Patients with acute myelogenous leukemia (AML) should be instructed to call their healthcare providers immediately if they are febrile or have signs of bleeding.
Miscellaneous
Medicolegal Pitfalls

* The most important medicolegal pitfall is the failure to rapidly distinguish a patient with acute leukemia from patients with less urgent hematologic disorders. Pancytopenia, for example, can be caused by a large variety of diseases of varying severity, including vitamin deficiencies and autoimmune disease. However, pancytopenia due to acute promyelocytic leukemia (APL) is a life-threatening emergency that must be aggressively treated immediately. The easiest way to avoid misdiagnosis is to review the peripheral blood smear at the time of initial evaluation of all patients with hematologic disorders.
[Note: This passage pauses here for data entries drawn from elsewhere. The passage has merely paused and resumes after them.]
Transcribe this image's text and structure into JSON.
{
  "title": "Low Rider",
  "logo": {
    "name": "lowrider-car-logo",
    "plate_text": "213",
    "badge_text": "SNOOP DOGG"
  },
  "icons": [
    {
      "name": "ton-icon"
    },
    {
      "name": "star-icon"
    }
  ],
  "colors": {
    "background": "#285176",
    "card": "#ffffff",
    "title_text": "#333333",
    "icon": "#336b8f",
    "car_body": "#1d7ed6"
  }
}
* A second pitfall is failure to immediately treat a patient with neutropenic fever or infection with broad spectrum antibiotics.
* A third pitfall is failure to give appropriate transfusion support to a patient with acute leukemia. This includes transfusion of platelets and clotting factors (fresh frozen plasma, cryoprecipitate) as guided by the patient's blood test results and bleeding history. Blood products must be irradiated to prevent transfusion-associated graft versus host disease.